What's more, clean coal technology is far from being an ideal solution. It emits a lot less than former generations of coal-fired electricity generation, but without "carbon capture", which is as yet an unproved technology, it remains a sizeable polluter. Only one of the "clean coal" stations so far mooted contains a binding commitment to "carbon capture", whereby emissions are collected and stored in expended North Sea oil and gas fields. Both nuclear and "clean coal" with carbon capture are highly capital intensive forms of power generation. To fill Britain's energy gap with environmentally friendly substitutes, we have to reconcile ourselves to paying more for our electricity.
Of the 15 large-scale power stations that Britain needs, only two are at this stage definitely lined up, and both of these are relatively conventional gas-fired stations. As things stand, gas is both the cheapest and cleanest form of fossil-fuel power generation around. It is to this source of electricity that we must turn to if all other options fail. But do we really want to make ourselves beholden to Vladimir Putin?
To date, Gordon Brown, the Chancellor, hasn't taken a great deal of interest in energy policy. Britain's gaping energy gap stands to make it one of the most pressing issues in his in-tray once he finally makes it to Number 10.
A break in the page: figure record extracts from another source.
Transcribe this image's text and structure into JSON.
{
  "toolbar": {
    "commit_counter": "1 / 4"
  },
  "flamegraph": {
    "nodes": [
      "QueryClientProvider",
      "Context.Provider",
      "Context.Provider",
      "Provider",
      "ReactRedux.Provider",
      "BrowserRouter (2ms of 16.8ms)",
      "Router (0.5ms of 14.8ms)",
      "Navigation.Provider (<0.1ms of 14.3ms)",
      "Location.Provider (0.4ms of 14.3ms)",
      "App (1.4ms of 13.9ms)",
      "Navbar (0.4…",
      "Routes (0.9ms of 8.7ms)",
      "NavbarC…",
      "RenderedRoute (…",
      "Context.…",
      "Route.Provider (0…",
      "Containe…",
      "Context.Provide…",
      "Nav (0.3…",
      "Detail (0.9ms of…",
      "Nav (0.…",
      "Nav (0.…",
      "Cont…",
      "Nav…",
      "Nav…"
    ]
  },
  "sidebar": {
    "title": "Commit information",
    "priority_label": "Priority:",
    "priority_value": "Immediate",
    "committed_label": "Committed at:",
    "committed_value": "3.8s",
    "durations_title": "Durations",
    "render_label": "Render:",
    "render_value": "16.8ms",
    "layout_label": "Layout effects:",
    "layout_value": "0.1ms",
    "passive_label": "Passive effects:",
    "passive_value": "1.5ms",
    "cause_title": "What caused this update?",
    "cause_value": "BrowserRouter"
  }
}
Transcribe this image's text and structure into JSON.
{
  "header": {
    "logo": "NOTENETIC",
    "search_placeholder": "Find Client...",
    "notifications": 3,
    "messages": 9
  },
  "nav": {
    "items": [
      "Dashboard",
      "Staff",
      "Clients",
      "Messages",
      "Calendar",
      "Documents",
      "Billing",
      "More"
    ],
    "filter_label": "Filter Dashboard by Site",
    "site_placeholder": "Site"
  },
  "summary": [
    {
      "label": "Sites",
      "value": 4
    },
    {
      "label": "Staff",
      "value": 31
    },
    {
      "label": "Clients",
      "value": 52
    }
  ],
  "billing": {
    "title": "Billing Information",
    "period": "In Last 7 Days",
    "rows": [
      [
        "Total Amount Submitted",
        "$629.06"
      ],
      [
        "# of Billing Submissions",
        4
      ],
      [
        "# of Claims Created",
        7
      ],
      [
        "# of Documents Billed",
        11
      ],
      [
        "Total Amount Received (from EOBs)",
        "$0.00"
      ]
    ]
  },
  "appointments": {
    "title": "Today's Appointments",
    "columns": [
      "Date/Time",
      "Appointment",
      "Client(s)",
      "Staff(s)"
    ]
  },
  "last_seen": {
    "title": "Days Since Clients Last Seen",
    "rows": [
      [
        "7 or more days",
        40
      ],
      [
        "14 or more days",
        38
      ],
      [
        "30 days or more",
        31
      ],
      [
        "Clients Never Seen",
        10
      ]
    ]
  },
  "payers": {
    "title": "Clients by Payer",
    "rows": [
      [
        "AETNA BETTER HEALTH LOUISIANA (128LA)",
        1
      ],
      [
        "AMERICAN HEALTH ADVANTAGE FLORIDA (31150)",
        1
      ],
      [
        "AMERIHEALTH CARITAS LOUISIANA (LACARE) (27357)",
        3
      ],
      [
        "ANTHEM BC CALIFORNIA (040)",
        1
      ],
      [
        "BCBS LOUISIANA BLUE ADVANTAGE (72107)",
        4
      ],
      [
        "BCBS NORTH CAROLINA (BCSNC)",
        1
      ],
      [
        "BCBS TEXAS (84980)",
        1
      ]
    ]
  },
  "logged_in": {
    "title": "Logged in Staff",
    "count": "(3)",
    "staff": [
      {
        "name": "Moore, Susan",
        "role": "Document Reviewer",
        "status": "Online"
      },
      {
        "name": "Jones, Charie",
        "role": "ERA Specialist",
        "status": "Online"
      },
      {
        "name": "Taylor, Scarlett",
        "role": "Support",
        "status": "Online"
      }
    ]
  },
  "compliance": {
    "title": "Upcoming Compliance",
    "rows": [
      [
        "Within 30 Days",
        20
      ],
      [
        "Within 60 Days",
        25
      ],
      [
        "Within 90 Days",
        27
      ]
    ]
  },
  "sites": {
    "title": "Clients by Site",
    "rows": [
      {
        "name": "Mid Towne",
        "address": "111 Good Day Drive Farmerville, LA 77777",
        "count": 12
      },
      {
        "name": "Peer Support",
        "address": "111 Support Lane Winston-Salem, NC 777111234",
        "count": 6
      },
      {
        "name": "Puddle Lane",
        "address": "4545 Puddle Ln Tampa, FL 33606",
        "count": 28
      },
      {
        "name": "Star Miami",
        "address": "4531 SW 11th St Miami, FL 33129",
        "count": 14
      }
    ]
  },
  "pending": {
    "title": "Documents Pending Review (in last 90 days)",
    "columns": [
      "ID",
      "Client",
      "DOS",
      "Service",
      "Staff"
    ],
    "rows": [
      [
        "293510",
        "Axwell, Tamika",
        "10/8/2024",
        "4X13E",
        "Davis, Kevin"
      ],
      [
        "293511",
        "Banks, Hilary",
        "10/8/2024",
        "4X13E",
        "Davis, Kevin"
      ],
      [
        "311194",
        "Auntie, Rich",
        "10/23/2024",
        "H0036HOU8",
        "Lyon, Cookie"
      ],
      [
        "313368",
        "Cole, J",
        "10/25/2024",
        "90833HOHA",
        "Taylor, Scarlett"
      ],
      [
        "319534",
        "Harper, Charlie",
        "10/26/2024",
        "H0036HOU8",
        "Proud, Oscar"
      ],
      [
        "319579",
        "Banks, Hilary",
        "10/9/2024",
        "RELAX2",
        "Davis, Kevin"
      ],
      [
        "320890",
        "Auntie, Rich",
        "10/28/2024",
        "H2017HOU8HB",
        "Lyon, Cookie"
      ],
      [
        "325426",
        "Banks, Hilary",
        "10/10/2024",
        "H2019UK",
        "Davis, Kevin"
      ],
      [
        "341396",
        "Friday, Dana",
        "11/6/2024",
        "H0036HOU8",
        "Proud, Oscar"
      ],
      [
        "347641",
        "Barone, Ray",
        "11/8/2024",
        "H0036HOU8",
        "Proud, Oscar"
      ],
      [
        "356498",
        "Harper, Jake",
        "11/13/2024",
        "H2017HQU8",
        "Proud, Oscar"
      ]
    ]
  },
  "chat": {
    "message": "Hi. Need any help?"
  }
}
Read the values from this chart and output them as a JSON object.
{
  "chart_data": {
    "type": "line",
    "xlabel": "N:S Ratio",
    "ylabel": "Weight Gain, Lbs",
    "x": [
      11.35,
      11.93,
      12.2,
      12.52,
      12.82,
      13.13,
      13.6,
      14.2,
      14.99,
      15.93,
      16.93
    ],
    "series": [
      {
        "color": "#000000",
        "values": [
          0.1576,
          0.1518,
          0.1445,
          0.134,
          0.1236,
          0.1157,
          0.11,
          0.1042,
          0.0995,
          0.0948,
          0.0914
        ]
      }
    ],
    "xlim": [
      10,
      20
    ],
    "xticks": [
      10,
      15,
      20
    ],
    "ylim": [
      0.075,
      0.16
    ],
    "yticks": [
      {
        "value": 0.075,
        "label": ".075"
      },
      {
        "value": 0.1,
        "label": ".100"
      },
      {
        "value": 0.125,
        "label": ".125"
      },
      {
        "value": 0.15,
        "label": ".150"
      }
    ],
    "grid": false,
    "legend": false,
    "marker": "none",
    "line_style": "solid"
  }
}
Katie: More sorcerer than apprentice
Sir Alan Sugar's The Apprentice is about the only thing worth watching on TV at the moment. A kind of Jeux sans Frontières meets Simon Cowell, it makes for riveting television. As a series about business, and the skills needed to succeed in it, the programme is almost completely worthless. Yet it does offer some amusing insights into workplace psychology and relationships.
The biggest mystery is why Sir Alan hasn't yet got rid of the odious Katie Hopkins. She's an undiluted piece of poison who nobody in their right mind would have on their team, still less work for. No serious work is ever going to get done as long as she's around; everyone is too busy watching their backs.
So why hasn't Sir Alan seen through her and already sent her packing? The answer is easy enough. Apart from Sugar himself, she's the entertainment. You see it in corporate life all the time. There are those who quietly get on with it, and those who spend all their time in office politics, trying to knife anyone they see as a threat to their own ambition. The grafter may be less fun to prop up the bar with, but there is no doubt who is the more useful to the organisation.